I've turn into quite the weather geek with all the storms hitting DelMarVa.

Worried about our members in Alaska based on the weather channel headline calling this an epic storm. After the October storm impacting many I just want to make sure you guys are okay!

Praying! ray:


----------



## Randi (Apr 22, 2011)

ray: I was just going to post the same thing. I'm praying with you. Good to see you. Where in the wide world have you been!


----------



## peggy (Aug 11, 2010)

We must be getting some of the storm here in north central B.C. cause it is snowing like crazy and we are supposed to get 15cm today. Snow is supposed to turn to rain tonight and boy that will make a mess.


----------



## toth boer goats (Jul 20, 2008)

Prayers sent.. to all that are in the bad weather..... :hug: ray:


----------



## StaceyRosado (Oct 5, 2007)

I know AlaskaBoers is in Kentucky right now.


----------



## Mandara Farm (Sep 12, 2010)

Yikes! :shocked: Another one???
Hang tight everyone -- keep your generators at the ready and stay warm! I hope the news media is just over-reacting to create ratings... Still, I will pray for everyone's continued safety and wellbeing ray:


----------



## HoosierShadow (Apr 20, 2010)

I am behind on all the headlines I did hear mention of a storm but didn't know it was going to be so bad. My thoughts and prayers are with everyone that will be affected <and now I need to tune into some headlines and get caught up! sheesh  >



StaceyRoop said:


> I know AlaskaBoers is in Kentucky right now.

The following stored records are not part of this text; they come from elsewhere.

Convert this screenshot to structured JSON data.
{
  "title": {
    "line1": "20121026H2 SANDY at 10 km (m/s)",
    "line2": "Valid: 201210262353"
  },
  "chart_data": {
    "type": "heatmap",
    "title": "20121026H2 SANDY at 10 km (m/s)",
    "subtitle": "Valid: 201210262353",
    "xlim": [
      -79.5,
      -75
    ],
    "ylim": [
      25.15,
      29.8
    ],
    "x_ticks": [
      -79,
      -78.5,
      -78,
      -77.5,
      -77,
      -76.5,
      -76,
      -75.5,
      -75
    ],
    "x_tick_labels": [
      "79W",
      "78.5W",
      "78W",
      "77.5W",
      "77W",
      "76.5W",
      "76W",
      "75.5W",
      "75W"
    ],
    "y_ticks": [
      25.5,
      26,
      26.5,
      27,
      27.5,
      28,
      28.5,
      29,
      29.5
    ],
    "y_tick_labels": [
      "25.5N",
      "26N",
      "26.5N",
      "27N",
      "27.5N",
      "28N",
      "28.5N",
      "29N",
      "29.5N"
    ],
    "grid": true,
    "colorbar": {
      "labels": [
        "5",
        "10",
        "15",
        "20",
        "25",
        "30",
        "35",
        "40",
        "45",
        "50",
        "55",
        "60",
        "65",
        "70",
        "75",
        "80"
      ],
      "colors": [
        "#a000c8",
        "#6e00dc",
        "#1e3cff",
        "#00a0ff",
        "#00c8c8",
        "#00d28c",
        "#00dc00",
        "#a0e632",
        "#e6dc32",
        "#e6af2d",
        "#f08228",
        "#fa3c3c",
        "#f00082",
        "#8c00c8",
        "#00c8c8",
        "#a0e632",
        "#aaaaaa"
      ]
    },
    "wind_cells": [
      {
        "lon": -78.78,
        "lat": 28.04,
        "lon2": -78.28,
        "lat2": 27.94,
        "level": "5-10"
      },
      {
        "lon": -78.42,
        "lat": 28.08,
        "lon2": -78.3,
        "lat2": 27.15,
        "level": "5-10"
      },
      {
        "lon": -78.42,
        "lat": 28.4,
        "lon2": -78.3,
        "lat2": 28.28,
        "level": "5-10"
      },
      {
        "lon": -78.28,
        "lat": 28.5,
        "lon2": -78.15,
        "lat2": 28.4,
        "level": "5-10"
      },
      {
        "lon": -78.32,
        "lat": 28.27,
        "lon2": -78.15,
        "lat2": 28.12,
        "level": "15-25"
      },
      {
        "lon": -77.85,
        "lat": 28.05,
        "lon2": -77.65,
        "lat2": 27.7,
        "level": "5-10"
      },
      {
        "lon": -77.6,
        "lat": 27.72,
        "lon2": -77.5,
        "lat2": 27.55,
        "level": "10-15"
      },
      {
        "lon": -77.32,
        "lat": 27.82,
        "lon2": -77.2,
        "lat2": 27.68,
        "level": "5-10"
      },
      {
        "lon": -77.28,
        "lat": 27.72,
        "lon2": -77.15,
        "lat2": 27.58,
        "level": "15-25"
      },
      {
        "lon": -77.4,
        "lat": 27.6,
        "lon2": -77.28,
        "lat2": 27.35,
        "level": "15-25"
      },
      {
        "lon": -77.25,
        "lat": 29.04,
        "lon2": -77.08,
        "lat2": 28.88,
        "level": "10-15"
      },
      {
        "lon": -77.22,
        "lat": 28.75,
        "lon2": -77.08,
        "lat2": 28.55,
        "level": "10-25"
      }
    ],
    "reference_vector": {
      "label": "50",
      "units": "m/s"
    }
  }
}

And how did I not know this? Darn...I am in KY wonder if she is near me?


----------



## mrs. lam (Apr 20, 2010)

ray: Sent to everyone who is in the path of this storm. Hunker down and hang on tight. Praying for your animals as well.

Gina


----------



## GingersMaMa (Aug 4, 2011)

ray: ray: ray: ray: ray: ray: ray: ray: ray: ray: ray: ray: ray: ray: ray: ray: ray: ray: ray: ray: ray: 
Sending lots of prayers to those who may be in the path of this storm!! :grouphug:


----------



## Mon Reve Farm (Jun 25, 2010)

They're saying the height of the snow and hurricane-force winds hit Nome around 2am. The next concern is the storm surge from the sea late tonight. They expect it to hit 9 feet. So the potential for more damage is still there.


----------



## freedomstarfarm (Mar 25, 2011)

ray: Stay safe everyone!


----------



## sweetgoats (Oct 18, 2007)

Please let us know you are all ok when you can.


----------